Never – repeat, never – trust your home down payment to stocks and bonds. The amount you could lose is bigger than the potential upside compared with a savings account. So far in 2022, a balanced portfolio with 60 per cent of assets in stocks and 40 per cent in bonds could easily be down 15 per cent.
To get maximum value from rising rates as a saver, consider guaranteed investment certificates. GICs aren’t easily redeemable unless you buy a cashable version paying lower interest. But if you can afford to lock money down for a period of one through five years, the reward is an interest rate that can be as high as 4.5 to 5.2 per cent.
You could try matching GIC terms with your financial plans – a three-year GIC to further your goal to buy a house in three or more years. But given how quickly plans can change when you’re young, one-year terms are best.
GIC rates are more connected to what’s happening in the bond market than the Bank of Canada’s overnight rate. But rates in the bond market have been rising lately and GIC returns have started to edge higher. As of early this week, the online bank Tangerine was offering a comparatively high 4.85 per cent on its one-year GIC.
Tangerine also offered a market-leading 5.2 per cent for five years. Give GICs some thought for longer-term investing as opposed to saving. In a diversified investment portfolio that has at least five to 10 years to run, GICs could substitute for some or all your bond holdings.
Tax-free savings accounts are an ideal place for GICs, and even for savings accounts as well. Interest you accrue outside of a TFSA or other registered investment is taxed like regular income, which means that even people of modest income will lose a chunk of savings to tax. The TFSA contribution limit for 2022 is $6,000, with an increase to $6,500 widely expected.

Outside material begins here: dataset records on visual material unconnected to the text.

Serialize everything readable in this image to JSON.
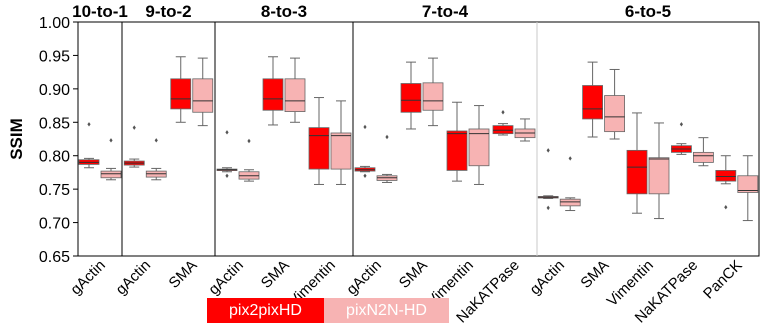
{
  "chart_data": {
    "type": "box",
    "ylabel": "SSIM",
    "ylim": [
      0.65,
      1.0
    ],
    "yticks": [
      "1.00",
      "0.95",
      "0.90",
      "0.85",
      "0.80",
      "0.75",
      "0.70",
      "0.65"
    ],
    "grid": false,
    "legend_position": "bottom-center",
    "colors": {
      "pix2pixHD": "#ff0000",
      "pixN2N-HD": "#f7b3b3"
    },
    "legend": [
      {
        "name": "pix2pixHD",
        "color": "#ff0000"
      },
      {
        "name": "pixN2N-HD",
        "color": "#f7b3b3"
      }
    ],
    "panels": [
      {
        "title": "10-to-1",
        "categories": [
          "gActin"
        ],
        "boxes": [
          {
            "category": "gActin",
            "series": "pix2pixHD",
            "min": 0.782,
            "q1": 0.787,
            "median": 0.79,
            "q3": 0.794,
            "max": 0.796,
            "outliers": [
              0.847
            ]
          },
          {
            "category": "gActin",
            "series": "pixN2N-HD",
            "min": 0.764,
            "q1": 0.767,
            "median": 0.773,
            "q3": 0.777,
            "max": 0.781,
            "outliers": [
              0.823
            ]
          }
        ]
      },
      {
        "title": "9-to-2",
        "categories": [
          "gActin",
          "SMA"
        ],
        "boxes": [
          {
            "category": "gActin",
            "series": "pix2pixHD",
            "min": 0.783,
            "q1": 0.786,
            "median": 0.789,
            "q3": 0.792,
            "max": 0.795,
            "outliers": [
              0.842
            ]
          },
          {
            "category": "gActin",
            "series": "pixN2N-HD",
            "min": 0.764,
            "q1": 0.768,
            "median": 0.773,
            "q3": 0.777,
            "max": 0.781,
            "outliers": [
              0.823
            ]
          },
          {
            "category": "SMA",
            "series": "pix2pixHD",
            "min": 0.85,
            "q1": 0.87,
            "median": 0.885,
            "q3": 0.915,
            "max": 0.948,
            "outliers": []
          },
          {
            "category": "SMA",
            "series": "pixN2N-HD",
            "min": 0.845,
            "q1": 0.865,
            "median": 0.882,
            "q3": 0.915,
            "max": 0.946,
            "outliers": []
          }
        ]
      },
      {
        "title": "8-to-3",
        "categories": [
          "gActin",
          "SMA",
          "Vimentin"
        ],
        "boxes": [
          {
            "category": "gActin",
            "series": "pix2pixHD",
            "min": 0.776,
            "q1": 0.778,
            "median": 0.779,
            "q3": 0.78,
            "max": 0.782,
            "outliers": [
              0.835,
              0.77
            ]
          },
          {
            "category": "gActin",
            "series": "pixN2N-HD",
            "min": 0.762,
            "q1": 0.765,
            "median": 0.77,
            "q3": 0.776,
            "max": 0.779,
            "outliers": [
              0.822
            ]
          },
          {
            "category": "SMA",
            "series": "pix2pixHD",
            "min": 0.846,
            "q1": 0.868,
            "median": 0.885,
            "q3": 0.915,
            "max": 0.948,
            "outliers": []
          },
          {
            "category": "SMA",
            "series": "pixN2N-HD",
            "min": 0.85,
            "q1": 0.866,
            "median": 0.882,
            "q3": 0.915,
            "max": 0.946,
            "outliers": []
          },
          {
            "category": "Vimentin",
            "series": "pix2pixHD",
            "min": 0.757,
            "q1": 0.78,
            "median": 0.83,
            "q3": 0.842,
            "max": 0.887,
            "outliers": []
          },
          {
            "category": "Vimentin",
            "series": "pixN2N-HD",
            "min": 0.757,
            "q1": 0.78,
            "median": 0.83,
            "q3": 0.834,
            "max": 0.882,
            "outliers": []
          }
        ]
      },
      {
        "title": "7-to-4",
        "categories": [
          "gActin",
          "SMA",
          "Vimentin",
          "NaKATPase"
        ],
        "boxes": [
          {
            "category": "gActin",
            "series": "pix2pixHD",
            "min": 0.776,
            "q1": 0.777,
            "median": 0.779,
            "q3": 0.782,
            "max": 0.784,
            "outliers": [
              0.843,
              0.77
            ]
          },
          {
            "category": "gActin",
            "series": "pixN2N-HD",
            "min": 0.76,
            "q1": 0.763,
            "median": 0.767,
            "q3": 0.77,
            "max": 0.772,
            "outliers": [
              0.828
            ]
          },
          {
            "category": "SMA",
            "series": "pix2pixHD",
            "min": 0.84,
            "q1": 0.865,
            "median": 0.883,
            "q3": 0.908,
            "max": 0.94,
            "outliers": []
          },
          {
            "category": "SMA",
            "series": "pixN2N-HD",
            "min": 0.845,
            "q1": 0.868,
            "median": 0.882,
            "q3": 0.909,
            "max": 0.946,
            "outliers": []
          },
          {
            "category": "Vimentin",
            "series": "pix2pixHD",
            "min": 0.762,
            "q1": 0.778,
            "median": 0.833,
            "q3": 0.837,
            "max": 0.88,
            "outliers": []
          },
          {
            "category": "Vimentin",
            "series": "pixN2N-HD",
            "min": 0.757,
            "q1": 0.785,
            "median": 0.833,
            "q3": 0.84,
            "max": 0.875,
            "outliers": []
          },
          {
            "category": "NaKATPase",
            "series": "pix2pixHD",
            "min": 0.831,
            "q1": 0.833,
            "median": 0.838,
            "q3": 0.845,
            "max": 0.848,
            "outliers": [
              0.865
            ]
          },
          {
            "category": "NaKATPase",
            "series": "pixN2N-HD",
            "min": 0.822,
            "q1": 0.827,
            "median": 0.834,
            "q3": 0.84,
            "max": 0.855,
            "outliers": []
          }
        ]
      },
      {
        "title": "6-to-5",
        "categories": [
          "gActin",
          "SMA",
          "Vimentin",
          "NaKATPase",
          "PanCK"
        ],
        "boxes": [
          {
            "category": "gActin",
            "series": "pix2pixHD",
            "min": 0.736,
            "q1": 0.737,
            "median": 0.738,
            "q3": 0.739,
            "max": 0.74,
            "outliers": [
              0.808,
              0.722
            ]
          },
          {
            "category": "gActin",
            "series": "pixN2N-HD",
            "min": 0.718,
            "q1": 0.725,
            "median": 0.731,
            "q3": 0.735,
            "max": 0.737,
            "outliers": [
              0.796
            ]
          },
          {
            "category": "SMA",
            "series": "pix2pixHD",
            "min": 0.828,
            "q1": 0.855,
            "median": 0.87,
            "q3": 0.905,
            "max": 0.94,
            "outliers": []
          },
          {
            "category": "SMA",
            "series": "pixN2N-HD",
            "min": 0.825,
            "q1": 0.836,
            "median": 0.858,
            "q3": 0.89,
            "max": 0.929,
            "outliers": []
          },
          {
            "category": "Vimentin",
            "series": "pix2pixHD",
            "min": 0.714,
            "q1": 0.743,
            "median": 0.783,
            "q3": 0.808,
            "max": 0.864,
            "outliers": []
          },
          {
            "category": "Vimentin",
            "series": "pixN2N-HD",
            "min": 0.706,
            "q1": 0.743,
            "median": 0.795,
            "q3": 0.797,
            "max": 0.849,
            "outliers": []
          },
          {
            "category": "NaKATPase",
            "series": "pix2pixHD",
            "min": 0.802,
            "q1": 0.805,
            "median": 0.81,
            "q3": 0.815,
            "max": 0.818,
            "outliers": [
              0.847
            ]
          },
          {
            "category": "NaKATPase",
            "series": "pixN2N-HD",
            "min": 0.785,
            "q1": 0.79,
            "median": 0.8,
            "q3": 0.805,
            "max": 0.827,
            "outliers": []
          },
          {
            "category": "PanCK",
            "series": "pix2pixHD",
            "min": 0.758,
            "q1": 0.762,
            "median": 0.769,
            "q3": 0.778,
            "max": 0.8,
            "outliers": [
              0.723
            ]
          },
          {
            "category": "PanCK",
            "series": "pixN2N-HD",
            "min": 0.703,
            "q1": 0.745,
            "median": 0.748,
            "q3": 0.77,
            "max": 0.8,
            "outliers": []
          }
        ]
      }
    ]
  }
}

Much of what you read about the latest Bank of Canada rate increase will quite rightly be about the burden on people with mortgages and other debts. But if you’re hoping to get into the housing market, there’s reason for hope.
One year ago, a good rate on savings was 1.25 per cent and average national resale house prices were headed to a jump of 18.2 per cent compared with October, 2020. Now you can get 2.5 to 3 per cent or more on savings and the national average resale house price is down about 22 per cent from the peak this past February.
Mortgages are still getting more expensive, so we’re not gaining ground on affordability yet. To prepare for lower prices and better affordability, save up.